AI, Web Scraping and the Transformation of Data Privacy: What the EDPB’s Rulings Mean for Businesses
Web scraping — the automated extraction of publicly available information from websites — has long been a standard method for gathering data at scale. Traditionally, businesses, researchers and developers have used it for purposes ranging from price comparison tools to market analysis. But with the rise of artificial intelligence, web scraping is no longer just about collecting raw data. AI transforms this data, embedding it into machine learning models that can generate insights, predict behaviors and even infer new information about individuals in ways that were never intended when the data was first made public.

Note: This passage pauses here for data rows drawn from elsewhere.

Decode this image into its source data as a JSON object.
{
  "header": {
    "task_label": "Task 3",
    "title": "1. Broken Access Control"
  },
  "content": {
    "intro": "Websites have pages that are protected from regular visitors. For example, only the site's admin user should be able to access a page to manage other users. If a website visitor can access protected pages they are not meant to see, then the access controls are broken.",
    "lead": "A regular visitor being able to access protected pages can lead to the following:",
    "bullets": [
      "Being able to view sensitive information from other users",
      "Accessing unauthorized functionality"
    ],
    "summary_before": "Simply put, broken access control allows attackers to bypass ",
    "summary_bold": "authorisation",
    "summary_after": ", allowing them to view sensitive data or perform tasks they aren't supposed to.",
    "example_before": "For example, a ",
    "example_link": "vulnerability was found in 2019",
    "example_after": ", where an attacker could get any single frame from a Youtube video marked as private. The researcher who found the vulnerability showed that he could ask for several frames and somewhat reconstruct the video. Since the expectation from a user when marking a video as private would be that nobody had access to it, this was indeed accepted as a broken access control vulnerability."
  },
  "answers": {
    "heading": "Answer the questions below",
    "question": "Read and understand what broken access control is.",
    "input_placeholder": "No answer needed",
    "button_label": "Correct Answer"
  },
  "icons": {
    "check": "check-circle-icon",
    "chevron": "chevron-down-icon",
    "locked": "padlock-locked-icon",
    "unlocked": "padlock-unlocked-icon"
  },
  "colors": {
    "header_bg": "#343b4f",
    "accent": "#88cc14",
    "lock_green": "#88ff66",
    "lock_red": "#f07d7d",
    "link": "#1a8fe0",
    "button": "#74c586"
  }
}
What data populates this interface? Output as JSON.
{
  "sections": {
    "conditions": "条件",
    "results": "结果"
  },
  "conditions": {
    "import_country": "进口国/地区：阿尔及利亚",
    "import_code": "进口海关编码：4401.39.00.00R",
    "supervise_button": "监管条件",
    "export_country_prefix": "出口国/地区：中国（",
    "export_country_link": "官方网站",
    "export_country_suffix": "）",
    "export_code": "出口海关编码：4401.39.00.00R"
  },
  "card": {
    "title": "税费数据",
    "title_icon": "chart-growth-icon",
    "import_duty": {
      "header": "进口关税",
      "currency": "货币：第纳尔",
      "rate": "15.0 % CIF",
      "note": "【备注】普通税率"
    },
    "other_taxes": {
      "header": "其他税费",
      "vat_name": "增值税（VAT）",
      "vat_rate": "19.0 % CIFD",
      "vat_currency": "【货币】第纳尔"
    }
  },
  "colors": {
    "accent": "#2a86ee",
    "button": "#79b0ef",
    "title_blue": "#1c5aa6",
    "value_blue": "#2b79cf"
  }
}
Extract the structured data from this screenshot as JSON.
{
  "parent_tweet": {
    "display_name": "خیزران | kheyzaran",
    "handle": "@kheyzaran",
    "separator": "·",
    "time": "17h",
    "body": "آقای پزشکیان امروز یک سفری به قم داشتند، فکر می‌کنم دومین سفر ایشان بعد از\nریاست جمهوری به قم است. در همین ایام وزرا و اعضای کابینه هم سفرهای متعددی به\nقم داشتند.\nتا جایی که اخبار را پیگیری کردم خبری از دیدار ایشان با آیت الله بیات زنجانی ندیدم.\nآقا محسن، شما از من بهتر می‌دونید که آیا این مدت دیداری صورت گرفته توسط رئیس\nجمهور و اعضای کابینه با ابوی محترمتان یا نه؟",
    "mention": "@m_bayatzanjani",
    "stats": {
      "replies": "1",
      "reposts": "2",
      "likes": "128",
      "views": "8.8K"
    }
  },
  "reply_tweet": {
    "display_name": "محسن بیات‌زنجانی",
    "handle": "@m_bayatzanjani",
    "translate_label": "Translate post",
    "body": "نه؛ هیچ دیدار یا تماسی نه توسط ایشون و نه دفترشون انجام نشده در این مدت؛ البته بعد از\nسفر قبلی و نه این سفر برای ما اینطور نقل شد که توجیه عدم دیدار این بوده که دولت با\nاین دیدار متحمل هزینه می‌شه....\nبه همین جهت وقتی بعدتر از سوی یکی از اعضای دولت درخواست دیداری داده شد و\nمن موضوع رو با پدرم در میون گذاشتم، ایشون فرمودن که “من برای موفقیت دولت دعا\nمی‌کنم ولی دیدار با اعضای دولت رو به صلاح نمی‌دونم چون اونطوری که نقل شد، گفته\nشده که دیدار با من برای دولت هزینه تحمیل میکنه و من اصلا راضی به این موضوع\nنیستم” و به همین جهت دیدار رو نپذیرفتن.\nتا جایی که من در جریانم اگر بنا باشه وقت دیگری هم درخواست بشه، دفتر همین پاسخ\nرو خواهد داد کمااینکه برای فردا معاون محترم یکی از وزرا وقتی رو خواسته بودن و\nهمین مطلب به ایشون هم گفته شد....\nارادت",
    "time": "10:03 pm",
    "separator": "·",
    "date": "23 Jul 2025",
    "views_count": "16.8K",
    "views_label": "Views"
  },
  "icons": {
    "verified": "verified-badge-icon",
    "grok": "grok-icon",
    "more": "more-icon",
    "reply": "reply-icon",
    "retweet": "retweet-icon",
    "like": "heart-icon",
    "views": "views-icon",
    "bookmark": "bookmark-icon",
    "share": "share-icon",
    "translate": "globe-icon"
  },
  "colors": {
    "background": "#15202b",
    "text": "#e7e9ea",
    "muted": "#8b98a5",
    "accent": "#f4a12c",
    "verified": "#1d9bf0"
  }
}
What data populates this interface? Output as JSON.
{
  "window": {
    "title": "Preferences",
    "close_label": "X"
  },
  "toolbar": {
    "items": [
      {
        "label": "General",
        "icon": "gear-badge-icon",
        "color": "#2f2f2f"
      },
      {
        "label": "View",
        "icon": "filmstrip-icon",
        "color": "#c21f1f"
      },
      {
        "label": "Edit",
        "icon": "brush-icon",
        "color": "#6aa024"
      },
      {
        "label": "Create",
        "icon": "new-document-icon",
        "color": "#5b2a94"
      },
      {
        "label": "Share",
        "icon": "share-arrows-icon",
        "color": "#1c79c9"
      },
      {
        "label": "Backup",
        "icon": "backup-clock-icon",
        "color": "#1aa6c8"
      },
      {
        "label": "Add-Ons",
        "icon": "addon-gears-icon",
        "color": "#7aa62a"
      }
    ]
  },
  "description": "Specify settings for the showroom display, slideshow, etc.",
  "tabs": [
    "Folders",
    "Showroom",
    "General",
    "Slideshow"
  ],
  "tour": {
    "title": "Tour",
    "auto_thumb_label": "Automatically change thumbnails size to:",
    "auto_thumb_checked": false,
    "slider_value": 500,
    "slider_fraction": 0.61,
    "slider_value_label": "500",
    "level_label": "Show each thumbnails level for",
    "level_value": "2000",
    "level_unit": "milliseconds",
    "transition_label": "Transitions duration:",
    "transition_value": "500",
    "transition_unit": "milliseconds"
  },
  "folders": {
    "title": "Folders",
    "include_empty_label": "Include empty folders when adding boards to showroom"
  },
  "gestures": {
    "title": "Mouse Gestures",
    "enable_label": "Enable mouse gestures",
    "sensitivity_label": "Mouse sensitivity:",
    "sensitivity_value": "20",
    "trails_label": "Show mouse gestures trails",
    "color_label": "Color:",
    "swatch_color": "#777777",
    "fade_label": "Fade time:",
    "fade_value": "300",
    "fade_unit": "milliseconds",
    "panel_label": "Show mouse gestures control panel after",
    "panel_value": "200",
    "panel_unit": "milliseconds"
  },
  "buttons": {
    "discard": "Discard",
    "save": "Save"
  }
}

As AI-driven scraping becomes more sophisticated, so do the legal and ethical challenges surrounding its use. The European Data Protection Board (EDPB) has responded with a series of rulings, including Opinion 28/2024 on web scraping and AI and its December 2024 opinion on AI models, reinforcing the principle that even publicly accessible data is still subject to privacy protections under the General Data Protection Regulation (GDPR). The latest rulings make it clear: Businesses leveraging scraped data for AI development must rethink their strategies to remain compliant.
The Legal Landscape: From Unauthorized Access to AI-Driven Privacy Risks
In the United States, legal disputes over web scraping have typically revolved around whether accessing publicly available data without permission constitutes unauthorized access under the Computer Fraud and Abuse Act (CFAA). Cases like hiQ Labs v. LinkedIn have affirmed that scraping public data does not violate the CFAA, though the ruling left open questions about how website terms of service and contractual limitations apply.
Europe, however, has taken a different approach, shifting the focus from unauthorized access to data privacy violations. Under GDPR, personal data remains protected regardless of whether it is publicly available. This creates a stark contrast with U.S. legal frameworks, particularly when AI is used to aggregate, analyze and infer new insights from scraped data.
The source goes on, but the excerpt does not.